The third topic that threw me off was disciplining stepchildren. The psychologist stated that a stepparent should never discipline a stepchild they should tell the child we will discuss this when your parent comes home as to avoid any aggravation between the two. It avoids the “you aren’t my parent you can’t tell me what to do” remarks. In our home we have “house” rules, these are the basic rules that all of the children know and understand such as, don’t run in the house, use indoor voices, you don’t hit anybody, we speak with respect, we respect each other’s privacy, etc. If our children break a rule that we all know, you bet I’m doing to discipline them. I discipline his kids, he disciplines mine. Now if a situation comes up that we have never dealt with before my husband and I talk it out together to decide what the appropriate punishment should be. I never discipline the children in any way other that what we have discussed in the past and neither does he. We make communication a priority; it was lacking in our previous marriages and is what makes this marriage strong. It has been made very clear in our home that we are a family and whichever parent is here is in charge and is to be respected. I have never had a problem with any of our children on this matter. Honestly, I don’t have to discipline for much. They really are very well behaved. Again, we are blessed.

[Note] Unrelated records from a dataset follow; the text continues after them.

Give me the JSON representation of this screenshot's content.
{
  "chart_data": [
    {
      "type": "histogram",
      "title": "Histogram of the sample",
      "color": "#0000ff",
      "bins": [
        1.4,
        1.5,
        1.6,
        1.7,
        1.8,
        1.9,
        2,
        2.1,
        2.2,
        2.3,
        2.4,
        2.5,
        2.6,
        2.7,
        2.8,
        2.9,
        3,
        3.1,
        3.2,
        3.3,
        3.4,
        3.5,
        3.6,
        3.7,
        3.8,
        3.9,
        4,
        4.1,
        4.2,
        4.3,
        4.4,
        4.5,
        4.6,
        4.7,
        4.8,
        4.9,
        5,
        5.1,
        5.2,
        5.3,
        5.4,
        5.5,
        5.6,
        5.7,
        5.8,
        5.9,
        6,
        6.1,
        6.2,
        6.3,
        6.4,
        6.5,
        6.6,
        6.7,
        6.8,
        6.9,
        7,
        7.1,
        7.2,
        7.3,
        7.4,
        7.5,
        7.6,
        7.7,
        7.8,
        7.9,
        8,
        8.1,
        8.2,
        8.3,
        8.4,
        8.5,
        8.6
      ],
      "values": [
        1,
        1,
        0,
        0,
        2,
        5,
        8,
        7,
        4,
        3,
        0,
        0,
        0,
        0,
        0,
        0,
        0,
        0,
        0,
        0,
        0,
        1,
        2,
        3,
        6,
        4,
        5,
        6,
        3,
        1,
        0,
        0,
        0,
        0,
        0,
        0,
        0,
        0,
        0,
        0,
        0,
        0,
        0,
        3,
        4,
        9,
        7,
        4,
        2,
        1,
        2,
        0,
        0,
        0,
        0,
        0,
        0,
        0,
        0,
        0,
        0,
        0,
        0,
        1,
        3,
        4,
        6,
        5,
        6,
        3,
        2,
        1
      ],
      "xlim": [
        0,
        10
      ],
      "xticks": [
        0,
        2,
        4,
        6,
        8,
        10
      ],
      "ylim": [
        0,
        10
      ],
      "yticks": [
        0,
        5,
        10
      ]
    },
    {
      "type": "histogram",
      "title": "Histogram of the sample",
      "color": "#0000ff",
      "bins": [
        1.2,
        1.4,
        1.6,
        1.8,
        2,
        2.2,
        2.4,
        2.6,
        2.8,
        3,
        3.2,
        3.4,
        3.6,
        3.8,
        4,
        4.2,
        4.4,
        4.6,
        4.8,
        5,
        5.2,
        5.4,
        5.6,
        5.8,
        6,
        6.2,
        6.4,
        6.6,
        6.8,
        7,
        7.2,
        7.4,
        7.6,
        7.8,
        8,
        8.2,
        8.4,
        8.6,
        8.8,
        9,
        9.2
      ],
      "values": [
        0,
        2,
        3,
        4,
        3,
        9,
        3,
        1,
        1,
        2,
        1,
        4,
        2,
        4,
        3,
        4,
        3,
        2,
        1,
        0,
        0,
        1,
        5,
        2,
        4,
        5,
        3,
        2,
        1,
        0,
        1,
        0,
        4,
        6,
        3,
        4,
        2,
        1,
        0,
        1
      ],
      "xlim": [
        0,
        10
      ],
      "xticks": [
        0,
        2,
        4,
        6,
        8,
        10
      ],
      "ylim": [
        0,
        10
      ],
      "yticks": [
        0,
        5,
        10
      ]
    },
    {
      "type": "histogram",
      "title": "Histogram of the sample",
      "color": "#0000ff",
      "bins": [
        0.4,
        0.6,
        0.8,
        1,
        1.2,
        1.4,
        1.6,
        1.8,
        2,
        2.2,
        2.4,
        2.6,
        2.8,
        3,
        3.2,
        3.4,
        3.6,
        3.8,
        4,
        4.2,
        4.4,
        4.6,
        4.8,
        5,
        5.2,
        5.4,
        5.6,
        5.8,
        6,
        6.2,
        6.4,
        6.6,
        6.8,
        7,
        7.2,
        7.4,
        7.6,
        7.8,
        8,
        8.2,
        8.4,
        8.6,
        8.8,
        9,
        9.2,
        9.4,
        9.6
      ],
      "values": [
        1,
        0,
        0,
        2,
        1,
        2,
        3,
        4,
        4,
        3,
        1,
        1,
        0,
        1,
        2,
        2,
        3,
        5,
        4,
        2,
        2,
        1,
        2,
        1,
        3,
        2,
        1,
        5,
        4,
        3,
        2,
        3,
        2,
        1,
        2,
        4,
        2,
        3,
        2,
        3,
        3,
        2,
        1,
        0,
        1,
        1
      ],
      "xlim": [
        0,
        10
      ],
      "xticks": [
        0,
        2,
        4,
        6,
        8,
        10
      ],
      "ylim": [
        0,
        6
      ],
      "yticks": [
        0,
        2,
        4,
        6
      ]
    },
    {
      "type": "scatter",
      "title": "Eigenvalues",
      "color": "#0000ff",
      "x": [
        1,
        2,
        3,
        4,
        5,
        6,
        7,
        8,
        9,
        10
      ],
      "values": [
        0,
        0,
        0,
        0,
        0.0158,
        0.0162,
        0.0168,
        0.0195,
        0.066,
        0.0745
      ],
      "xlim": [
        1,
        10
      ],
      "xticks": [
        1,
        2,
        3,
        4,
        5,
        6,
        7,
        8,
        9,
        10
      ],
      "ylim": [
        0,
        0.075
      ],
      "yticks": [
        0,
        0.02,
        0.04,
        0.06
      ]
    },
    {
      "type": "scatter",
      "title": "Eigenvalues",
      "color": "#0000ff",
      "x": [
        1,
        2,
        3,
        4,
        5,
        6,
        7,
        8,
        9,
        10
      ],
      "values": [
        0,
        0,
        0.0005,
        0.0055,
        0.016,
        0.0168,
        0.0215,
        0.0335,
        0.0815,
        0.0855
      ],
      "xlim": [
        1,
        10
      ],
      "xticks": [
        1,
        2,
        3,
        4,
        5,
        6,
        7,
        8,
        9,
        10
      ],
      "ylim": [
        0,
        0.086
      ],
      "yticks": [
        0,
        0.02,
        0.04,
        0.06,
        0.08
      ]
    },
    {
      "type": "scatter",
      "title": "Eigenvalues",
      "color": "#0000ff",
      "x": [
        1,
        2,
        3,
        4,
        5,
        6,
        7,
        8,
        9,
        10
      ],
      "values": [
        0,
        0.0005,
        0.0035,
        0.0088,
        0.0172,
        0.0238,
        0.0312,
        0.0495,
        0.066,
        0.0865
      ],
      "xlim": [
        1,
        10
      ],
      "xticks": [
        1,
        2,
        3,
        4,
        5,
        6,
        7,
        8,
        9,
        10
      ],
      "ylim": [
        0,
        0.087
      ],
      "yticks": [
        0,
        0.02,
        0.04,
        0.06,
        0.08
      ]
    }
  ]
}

Some of the families were having issues between siblings. Not us. Our children bonded very well. In fact, our younger two daughters are two peas in a pod, inseparable. Some families had problems with the step-children being disrespectful. That doesn’t fly in our house. If my husband’s children were ever disrespectful to me they would have major punishments, same with mine.
What we learned out of this class is that a lot of the issues the families in this class were having (and this is not a blanket statement for all stepparents) was a lack of communication between parent to parent, parent to ex, or parent to child. There are not good house rules that are expected to be followed. That the biological parent isn’t standing up and backing the stepparent letting the children know their behavior is unacceptable. That the biological parent isn’t standing up to the other biological parent and enforcing visitation times, rules and boundaries. . I do think communication is so important. Parents need to talk and be on the same team when dealing with their blended family
We also learned that we are doing much better than a lot of blended families. That we have a strong family bond in our home and there is a level of respect between all of us. A child can never have too many people in their lives that love them.
I truly feel that each family is a completely different entity and cannot be all covered by “blanket rules” Blended families are made up of so many parts coming together that you really need to explore your own and decide together what is going to work best for you .Some families have two parents bringing children with them, in some its one parent. Families can have biological parents that get along, some fight like cats and dogs. Some families blend with children that they adopted. Some children have a blended family with both of their biological parents, some have one. The variables are almost too numerous to mention.
So is what you are doing for your Blended Family wrong? I don’t think so. I don’t think anyone can tell you what is right or wrong for you. Suggestions and advice are always good, but they are just that, take them or leave them.
I feel blessed and so fortunate that our Blended family came together as easily as it did. I like to think it is because we really put good effort into communication on all levels and that we treat each child like they are our own. The only steps in this house lead to the upstairs. We are a bonus family. My Blended Life Makes Me a Very Happy Wife.